Mais qui pourra bien être champion de Premier League ? Semaine après semaine, les équipes de tête rivalisent de fébrilité pour convaincre de leur incapacité à remporter le titre. Dernier exemple en date, le crash d'Arsenal contre Chelsea.

Ce dimanche 24 janvier devait être un tournant. Après plusieurs mois d'une lente mais sereine montée en puissance, les esprits étaient préparés à la confirmation : oui, cet Arsenal-là avait la carrure d'un champion, enfin débarrassé de ses doutes, enfin régulier, enfin capable de franchir le palier sur lequel les Gunners butent depuis douze ans. Mieux encore, c'est contre Chelsea, insatiable briseur d'illusions des hommes d'Arsène Wenger ces dernières saisons, que les Cannoniers devaient entériner leur changement de statut.

Las, les hommes d'Arsène Wenger ont replongé dans leurs démons, bien aidés par le belzébuthien Diego Costa : une fragilité mentale chronique, un carton rouge et un but encaissé dans la foulée : la bête blessée Chelsea s'est relevée pour mettre à terre les rêves des Gunners. Un rappel à l'ordre cinglant : si Arsenal se posait en candidat naturel pour le titre, les Blues ont rappelé que les joueurs d'Arsène Wenger marchent sur un fil depuis le début de la saison : celui sur lequel Mesut Özil tisse sa toile de grand maître, susceptible de rompre à tout moment.
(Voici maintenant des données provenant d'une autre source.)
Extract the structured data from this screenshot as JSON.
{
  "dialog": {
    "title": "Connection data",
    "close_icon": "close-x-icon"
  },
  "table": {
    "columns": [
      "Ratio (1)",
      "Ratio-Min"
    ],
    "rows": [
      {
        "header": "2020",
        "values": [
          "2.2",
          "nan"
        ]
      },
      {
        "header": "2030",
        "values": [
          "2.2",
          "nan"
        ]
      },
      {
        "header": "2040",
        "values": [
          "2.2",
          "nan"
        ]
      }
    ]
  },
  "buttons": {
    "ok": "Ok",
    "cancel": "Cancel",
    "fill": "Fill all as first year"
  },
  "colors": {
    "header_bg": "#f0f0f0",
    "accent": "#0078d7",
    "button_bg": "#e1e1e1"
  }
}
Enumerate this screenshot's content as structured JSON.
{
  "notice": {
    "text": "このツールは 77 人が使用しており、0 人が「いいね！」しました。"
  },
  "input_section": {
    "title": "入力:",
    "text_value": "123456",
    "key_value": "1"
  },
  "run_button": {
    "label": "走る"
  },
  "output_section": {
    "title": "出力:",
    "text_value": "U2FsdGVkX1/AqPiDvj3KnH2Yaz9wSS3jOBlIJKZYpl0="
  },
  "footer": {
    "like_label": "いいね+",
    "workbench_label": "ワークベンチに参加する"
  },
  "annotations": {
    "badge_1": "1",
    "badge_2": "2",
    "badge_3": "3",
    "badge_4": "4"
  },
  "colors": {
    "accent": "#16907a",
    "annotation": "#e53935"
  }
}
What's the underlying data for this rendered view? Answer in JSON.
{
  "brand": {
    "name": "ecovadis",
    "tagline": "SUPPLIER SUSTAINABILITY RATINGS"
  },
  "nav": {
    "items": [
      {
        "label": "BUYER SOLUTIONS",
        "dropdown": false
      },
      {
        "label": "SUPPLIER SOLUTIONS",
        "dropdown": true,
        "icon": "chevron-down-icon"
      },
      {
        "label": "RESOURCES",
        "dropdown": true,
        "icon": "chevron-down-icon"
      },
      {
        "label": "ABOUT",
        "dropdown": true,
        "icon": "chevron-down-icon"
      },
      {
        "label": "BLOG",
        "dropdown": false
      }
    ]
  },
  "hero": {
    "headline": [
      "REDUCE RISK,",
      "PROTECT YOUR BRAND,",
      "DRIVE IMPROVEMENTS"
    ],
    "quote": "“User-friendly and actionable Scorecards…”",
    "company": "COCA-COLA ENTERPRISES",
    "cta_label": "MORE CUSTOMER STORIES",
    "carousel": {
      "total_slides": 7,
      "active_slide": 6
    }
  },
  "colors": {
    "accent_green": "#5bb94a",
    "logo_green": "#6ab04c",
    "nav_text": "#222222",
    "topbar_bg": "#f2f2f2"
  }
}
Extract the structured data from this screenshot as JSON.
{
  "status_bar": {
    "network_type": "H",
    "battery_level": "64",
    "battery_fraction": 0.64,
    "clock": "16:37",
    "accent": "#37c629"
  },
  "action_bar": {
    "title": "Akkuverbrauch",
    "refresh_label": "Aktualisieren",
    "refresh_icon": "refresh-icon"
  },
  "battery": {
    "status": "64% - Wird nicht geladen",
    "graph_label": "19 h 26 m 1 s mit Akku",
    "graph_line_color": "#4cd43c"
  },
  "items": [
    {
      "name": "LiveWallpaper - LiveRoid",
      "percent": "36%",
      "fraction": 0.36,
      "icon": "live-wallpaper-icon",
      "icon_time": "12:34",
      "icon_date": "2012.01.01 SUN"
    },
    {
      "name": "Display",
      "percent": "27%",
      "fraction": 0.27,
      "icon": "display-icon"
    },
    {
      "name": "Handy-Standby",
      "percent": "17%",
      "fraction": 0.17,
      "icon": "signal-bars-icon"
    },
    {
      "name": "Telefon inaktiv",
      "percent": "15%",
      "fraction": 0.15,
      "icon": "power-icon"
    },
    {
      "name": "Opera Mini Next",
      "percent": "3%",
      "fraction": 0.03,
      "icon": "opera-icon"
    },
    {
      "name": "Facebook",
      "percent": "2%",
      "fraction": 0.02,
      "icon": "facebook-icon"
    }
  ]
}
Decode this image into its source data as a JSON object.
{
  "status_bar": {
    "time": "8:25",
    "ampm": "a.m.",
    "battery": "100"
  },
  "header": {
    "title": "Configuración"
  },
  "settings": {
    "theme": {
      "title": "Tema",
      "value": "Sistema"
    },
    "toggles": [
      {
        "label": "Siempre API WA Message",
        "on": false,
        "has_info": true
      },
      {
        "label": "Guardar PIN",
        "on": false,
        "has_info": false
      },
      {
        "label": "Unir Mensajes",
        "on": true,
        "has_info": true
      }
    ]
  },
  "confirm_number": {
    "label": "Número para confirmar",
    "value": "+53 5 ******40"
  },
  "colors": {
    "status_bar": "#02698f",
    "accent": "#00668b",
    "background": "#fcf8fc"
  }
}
Arsenal a des sprinters, les Walcott, Sanchez, Campbell. Mais sans leur prodige allemand pour leur montrer la direction, ces dragsters foncent dans le mur. Les retours des blessés de longue date (Coquelin, Cazorla, Wilshere) feront du bien, mais Arsenal n'a pas franchement une allure de champion.

Faiblesse à tous les étages


Pas plus que Manchester City, ceci dit. Les Skyblues, qui se font pourtant une habitude d'engranger le titre une année sur deux depuis 2012, ne convainquent plus grand monde. Cet effectif quatre étoiles, censé marcher sur tout le monde, se heurte aux rudesses de la Premier League. Et vieillit. Agüero est un indispensable dont les Citizens doivent souvent se dispenser, en raison d'une fragilité chronique. Ne parlons pas de Kompany, capitaine qui laisse son navire voguer seul cette saison. A côté, Otamendi et Mangala ont l'air de marins d'eau douce. Yaya Touré est devenu un génie intermittent, qui n'enclenchera une action de classe que pour frustrer ses admirateurs en marchant nonchalamment pendant la demie-heure suivante. Et la ligne de milieux offensifs, (Sterling, Silva, De Bruyne) ne joue pas souvent ensemble. Bref, tout ceci sent fort la fin de cycle, alors que Manuel Pellegrini semble parfois n'être plus là que pour…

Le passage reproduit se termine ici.